Ralph Waldo Emerson wrote in 1841 on the topic of Self-Reliance:
“If our young men miscarry in their first enterprises, they lose all heart. If the young merchant fails, men say he is ruined. If the finest genius studies at one of our colleges, and is not installed in an office within one year afterwards in the cities or suburbs of Boston or New York, it seems to his friends and to himself that he is right in being disheartened, and in complaining the rest of his life.”
Especially if you are European (as I am) this sounds awfully familiar, doesn’t it? Failure is no option. Trying, failing and going bankrupt is the worst which can happen. There are no second chances.
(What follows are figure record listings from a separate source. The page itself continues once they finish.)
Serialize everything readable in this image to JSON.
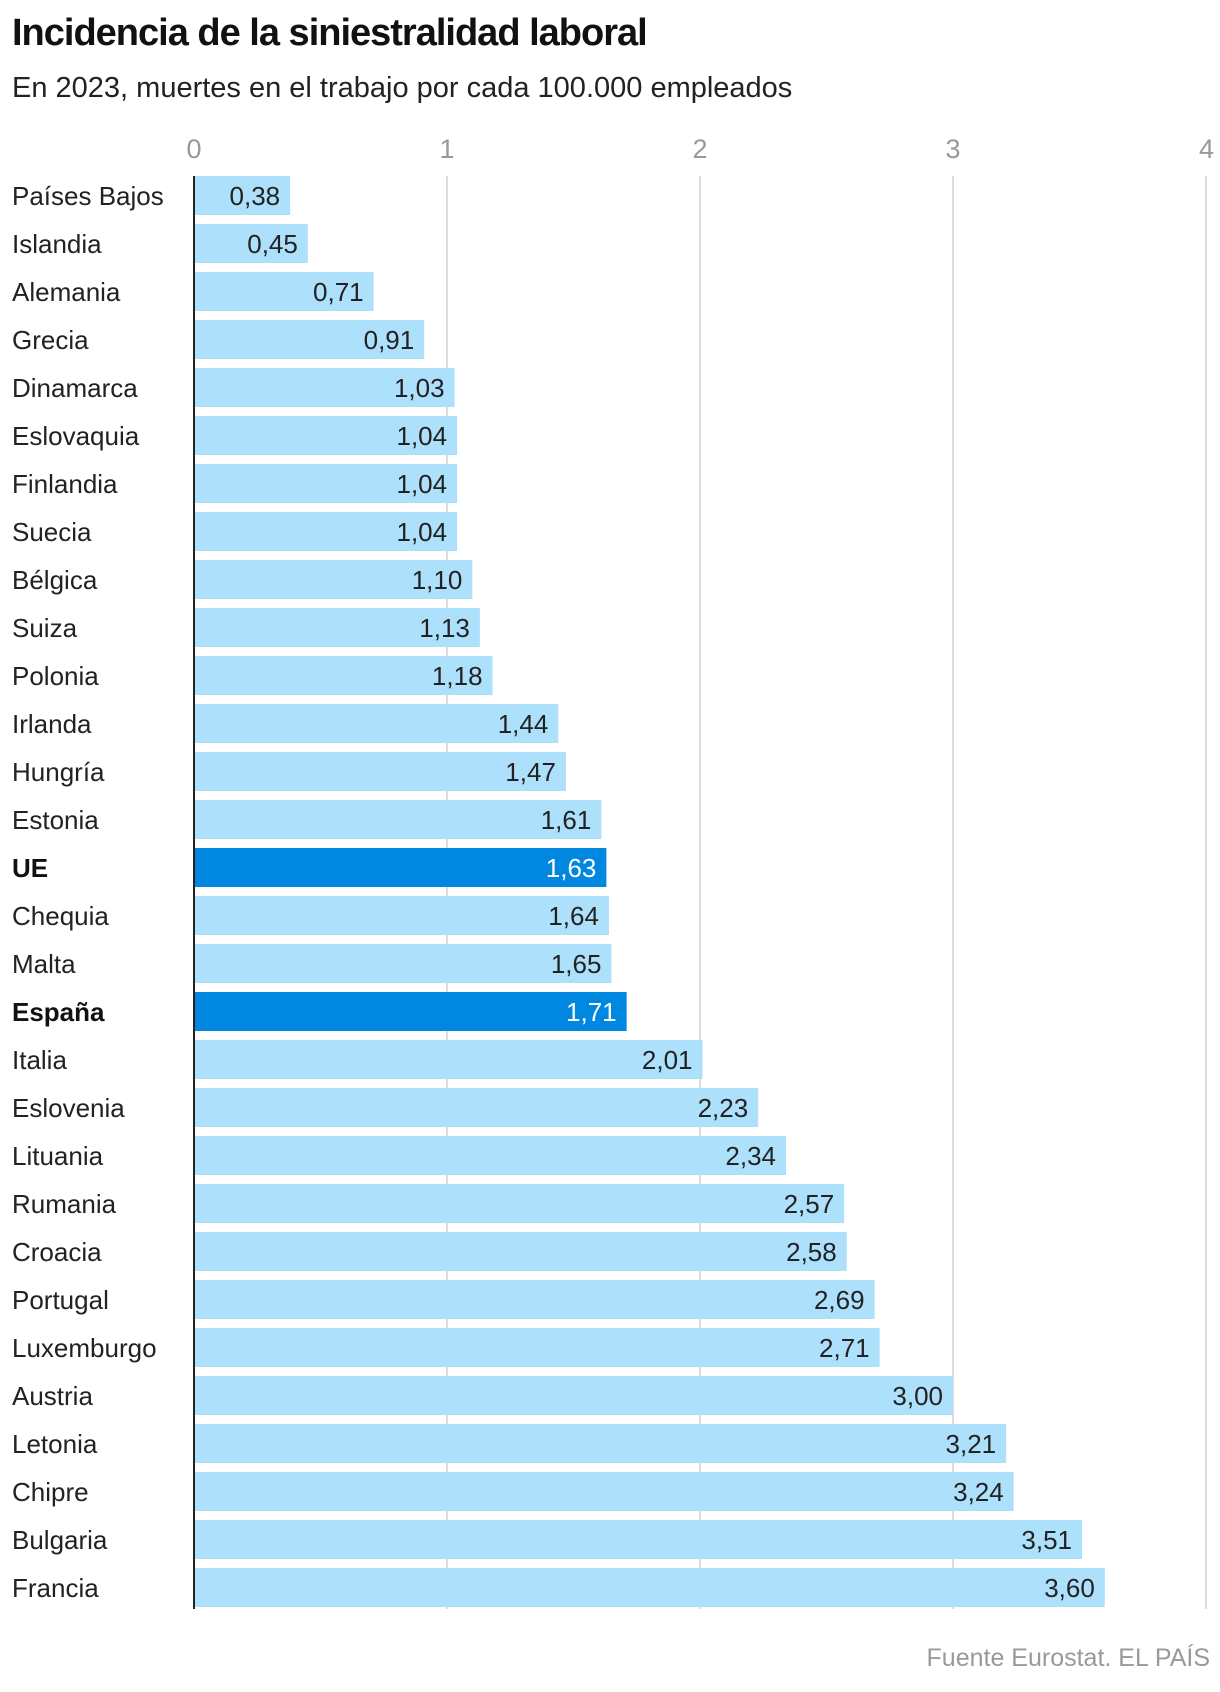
{
  "chart_data": {
    "type": "bar",
    "orientation": "horizontal",
    "title": "Incidencia de la siniestralidad laboral",
    "subtitle": "En 2023, muertes en el trabajo por cada 100.000 empleados",
    "source": "Fuente Eurostat. EL PAÍS",
    "xlim": [
      0,
      4
    ],
    "x_ticks": [
      "0",
      "1",
      "2",
      "3",
      "4"
    ],
    "grid": true,
    "categories": [
      "Países Bajos",
      "Islandia",
      "Alemania",
      "Grecia",
      "Dinamarca",
      "Eslovaquia",
      "Finlandia",
      "Suecia",
      "Bélgica",
      "Suiza",
      "Polonia",
      "Irlanda",
      "Hungría",
      "Estonia",
      "UE",
      "Chequia",
      "Malta",
      "España",
      "Italia",
      "Eslovenia",
      "Lituania",
      "Rumania",
      "Croacia",
      "Portugal",
      "Luxemburgo",
      "Austria",
      "Letonia",
      "Chipre",
      "Bulgaria",
      "Francia"
    ],
    "values": [
      0.38,
      0.45,
      0.71,
      0.91,
      1.03,
      1.04,
      1.04,
      1.04,
      1.1,
      1.13,
      1.18,
      1.44,
      1.47,
      1.61,
      1.63,
      1.64,
      1.65,
      1.71,
      2.01,
      2.23,
      2.34,
      2.57,
      2.58,
      2.69,
      2.71,
      3.0,
      3.21,
      3.24,
      3.51,
      3.6
    ],
    "value_labels": [
      "0,38",
      "0,45",
      "0,71",
      "0,91",
      "1,03",
      "1,04",
      "1,04",
      "1,04",
      "1,10",
      "1,13",
      "1,18",
      "1,44",
      "1,47",
      "1,61",
      "1,63",
      "1,64",
      "1,65",
      "1,71",
      "2,01",
      "2,23",
      "2,34",
      "2,57",
      "2,58",
      "2,69",
      "2,71",
      "3,00",
      "3,21",
      "3,24",
      "3,51",
      "3,60"
    ],
    "highlighted": [
      "UE",
      "España"
    ],
    "colors": {
      "bar": "#ade1fb",
      "highlight": "#0088e0",
      "grid": "#dddddd",
      "axis": "#222222"
    }
  }
}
All that crap which our culture puts into our heads and hearts…
Emerson goes on to say: “A sturdy lad from New Hampshire or Vermont, who in turn tries all the professions, who teams it, farms it, peddles, keeps a school, preaches, edits a newspaper, goes to Congress, buys a township, and so forth, in successive years, and always, like a cat, falls on his feet, is worth a hundred of these city dolls. He walks abreast with his days, and feels no shame in not ‘studying a profession,’ for he does not postpone his life, but lives already. He has not one chance, but a hundred chances.”
Be that sturdy lad. This is the only way progress is being made. Persevere and you will see — just like a cat you will fall on your feet.